Ces préjugés peuvent avoir un impact profond sur le comportement humain. Une étude précédente a montré qu'un CV identique est 50% plus susceptible d'aboutir à une invitation à un entretien si le nom du candidat est américain européen que s'il est afro-américain. Les derniers résultats suggèrent que les algorithmes, à moins qu'ils ne soient explicitement programmés pour résoudre ce problème, seront criblés des mêmes préjugés sociaux.

"Si vous ne pensiez pas qu'il y avait du racisme associé aux noms des gens, cela montre qu'il est là", a déclaré Bryson.

L'outil d'apprentissage automatique utilisé dans l'étude a été formé sur un ensemble de données connu sous le nom de corpus "common crawl" - une liste de 840 milliards de mots qui ont été extraits tels qu'ils apparaissent à partir de documents publiés en ligne. Des résultats similaires ont été trouvés lorsque les mêmes outils ont été entraînés sur les données de Google Actualités.

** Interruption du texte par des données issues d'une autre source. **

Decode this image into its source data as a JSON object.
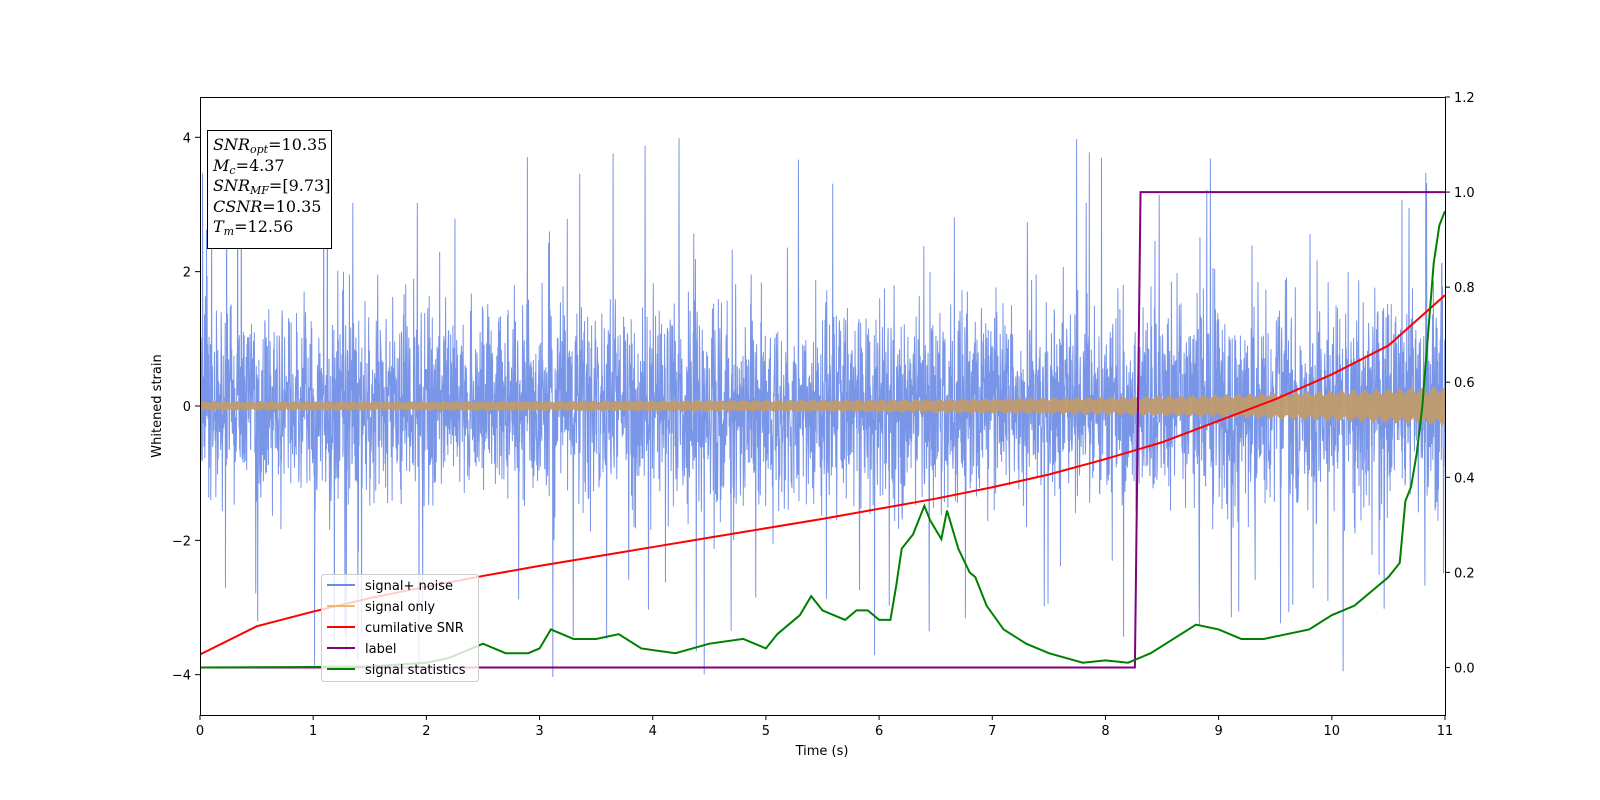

Sandra Wachter, chercheuse en éthique des données et en algorithmes à l'Université d'Oxford, a déclaré : "Le monde est biaisé, les données historiques sont biaisées, il n'est donc pas surprenant que nous recevions des résultats biaisés".

Plutôt que des algorithmes représentant une menace, ils pourraient présenter une opportunité de lutter contre les préjugés et de les contrer le cas échéant, a-t-elle ajouté.

"Au moins avec les algorithmes, nous pouvons potentiellement savoir quand l'algorithme est biaisé", a-t-elle déclaré. « Les humains, par exemple, pourraient mentir sur les raisons pour lesquelles ils n'ont pas embauché quelqu'un. En revanche, nous ne nous attendons pas à ce que les algorithmes nous mentent ou nous trompent.